In these terrible times, if democracy is to prevail, we must examine the fairness of how we elect our political representatives.
Electoral reform is not just a debate for constitutional nerds. It is simply about democracy, representation and making our politicians more accountable to the people they serve. As trade unionists that means seeking better and greater representation and voice for our members and our class.
My union, the Public and Commercial Services Union (PCS) has been for proportional representation since 2008. A growing number of unions are joining the call. Both the TUC and Scottish TUC, thanks to PCS, have policy to examine more proportionate systems for elections to Westminster.
Proportional representation would:
- open space for anti-austerity policies and parties, allowing trade unions to stand up for their members interests
- align the voting system to the scale of opposition to Tory policies, cuts, anti-war and pro NHS campaigns
For me, the demand for PR is about building an alternative to austerity and fighting Tory anti-union laws. Our demands for working class and the women’s franchise and representation were won by organised workers. The TUC investigation must extend debate, not stiffle it.
First Past the Post is busted. The Westminster system stands as an anomaly in these Isles. Each of our devolved administrations, European Members (until now) and local government in Scotland are elected through one system of PR or another.
Challenging the unfair is growing, but too often principles are side-tracked by presumptions. Debating what form of PR we prefer comes later. Confronting politically the populist support for UKIP and the far-right is necessary right now!
In Scotland, there are three parties in Westminster – Tories, Labour and SNP. Until recently, SNP consistently received around a quarter of the Scottish electoral support, and got only a handful of seats few seats in Westminster. The SNP play to the left – anti- war and anti-austerity (even when their own governance in Scotland implements cuts).
In 2015 SNP wiped out all bar one Labour, one Liberal Democrat and one Tory MP under first past the post. Labour had received around 25% of the vote.
Even back in 1997, Scottish Labour’s heyday of the fab fifty MPs only represented 41% of Scottish population.
The Scottish Parliament additional member system is not perfect. Since 1999 gradual shift to voting intelligently and according to immediate concerns, has seen the electorate voting tactically on the List rather than for tribal party blocks.
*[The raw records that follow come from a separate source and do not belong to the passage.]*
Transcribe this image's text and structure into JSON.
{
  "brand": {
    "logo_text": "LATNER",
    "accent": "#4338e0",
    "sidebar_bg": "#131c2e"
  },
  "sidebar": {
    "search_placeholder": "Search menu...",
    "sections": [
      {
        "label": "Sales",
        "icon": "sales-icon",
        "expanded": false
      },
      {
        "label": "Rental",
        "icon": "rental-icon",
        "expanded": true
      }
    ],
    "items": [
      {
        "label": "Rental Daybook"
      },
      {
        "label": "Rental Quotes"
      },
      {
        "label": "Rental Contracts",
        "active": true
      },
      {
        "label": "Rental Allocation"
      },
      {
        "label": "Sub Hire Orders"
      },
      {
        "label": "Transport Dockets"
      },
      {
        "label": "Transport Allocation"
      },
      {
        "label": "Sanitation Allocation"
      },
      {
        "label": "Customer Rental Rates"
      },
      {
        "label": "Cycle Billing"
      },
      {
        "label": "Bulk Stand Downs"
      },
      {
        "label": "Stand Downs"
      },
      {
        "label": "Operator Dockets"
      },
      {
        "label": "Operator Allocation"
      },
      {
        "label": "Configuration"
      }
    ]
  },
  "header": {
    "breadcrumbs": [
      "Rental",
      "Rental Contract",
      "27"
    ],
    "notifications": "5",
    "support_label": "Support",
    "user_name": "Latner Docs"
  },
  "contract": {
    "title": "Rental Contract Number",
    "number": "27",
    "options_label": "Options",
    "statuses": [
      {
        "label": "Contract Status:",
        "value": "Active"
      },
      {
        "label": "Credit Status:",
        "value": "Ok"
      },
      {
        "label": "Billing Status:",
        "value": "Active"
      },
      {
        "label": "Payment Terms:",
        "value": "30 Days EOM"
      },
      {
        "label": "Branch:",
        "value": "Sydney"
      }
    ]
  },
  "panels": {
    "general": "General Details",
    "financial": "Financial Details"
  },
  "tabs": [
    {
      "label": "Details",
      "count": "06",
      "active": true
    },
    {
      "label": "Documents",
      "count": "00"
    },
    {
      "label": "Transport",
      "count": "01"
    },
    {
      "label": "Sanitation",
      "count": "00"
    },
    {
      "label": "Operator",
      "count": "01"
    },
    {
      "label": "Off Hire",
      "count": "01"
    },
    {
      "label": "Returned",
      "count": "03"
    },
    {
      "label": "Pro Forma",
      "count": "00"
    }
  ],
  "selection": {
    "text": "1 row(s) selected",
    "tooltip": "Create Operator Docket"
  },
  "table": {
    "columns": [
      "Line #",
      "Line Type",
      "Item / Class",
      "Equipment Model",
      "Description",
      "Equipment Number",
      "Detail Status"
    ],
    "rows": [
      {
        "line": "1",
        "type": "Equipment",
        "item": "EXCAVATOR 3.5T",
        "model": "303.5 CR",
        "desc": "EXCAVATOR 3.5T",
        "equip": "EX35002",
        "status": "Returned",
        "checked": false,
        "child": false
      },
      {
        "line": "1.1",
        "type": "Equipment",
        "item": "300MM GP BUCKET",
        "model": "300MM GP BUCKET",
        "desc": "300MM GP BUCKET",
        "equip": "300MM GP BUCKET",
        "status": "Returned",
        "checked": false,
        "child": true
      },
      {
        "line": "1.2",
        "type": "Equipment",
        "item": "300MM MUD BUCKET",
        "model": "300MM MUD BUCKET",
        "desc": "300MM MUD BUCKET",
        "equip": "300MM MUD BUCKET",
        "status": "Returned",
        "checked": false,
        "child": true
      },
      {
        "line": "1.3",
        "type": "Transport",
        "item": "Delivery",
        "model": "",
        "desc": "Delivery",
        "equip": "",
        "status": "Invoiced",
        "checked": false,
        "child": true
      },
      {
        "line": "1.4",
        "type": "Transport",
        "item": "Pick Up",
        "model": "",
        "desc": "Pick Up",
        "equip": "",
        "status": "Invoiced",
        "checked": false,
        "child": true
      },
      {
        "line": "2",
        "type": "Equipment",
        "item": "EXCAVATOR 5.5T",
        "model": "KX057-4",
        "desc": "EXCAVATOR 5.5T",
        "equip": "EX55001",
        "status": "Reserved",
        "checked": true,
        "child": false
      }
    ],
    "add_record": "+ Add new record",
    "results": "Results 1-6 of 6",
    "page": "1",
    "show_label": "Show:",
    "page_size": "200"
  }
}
It was only in 2003 that Scottish Labour hung on to power, with Greens and Socialist combining 13 seats to the left of Labour. SNP then were to the right.
In Westminster, the Tory majority government commands a mandate from only 24% of the electorate. A wider malaise in these anti-politics times allows Trump and Farage to present as anti-establishment while voter participation dwindles.
Willie Sullivan, Scottish director of the Electoral Reform Society in his 2014 “Missing Scotland” book looked at why over a million Scots don’t vote. He found that people do care deeply about issues. They just don’t see the politicians as representing them or capable of, or willing to bring about change.
The crux of the problem is that First Past the Post draws two main parties to the centre. Both chase middle ground voters in marginal seats, rather than consolidating the core vote, or class base.
Beneficiaries of change are not just small parties. Labour can gain significantly. Shadow Chancellor, John McDonnell leads Labour’s constitutional convention. SNP, LibDems and UKIP all support PR. Across Europe, PR has provided space for Left Bloc in Portugal, Podemos in Spain and Syriza in Greece.
The winds of change in politics are blowing. Our movement must lead workers to re-engage as citizens to defeat the populist far right.
PR is not a magic bullet but perhaps a trigger for a better way.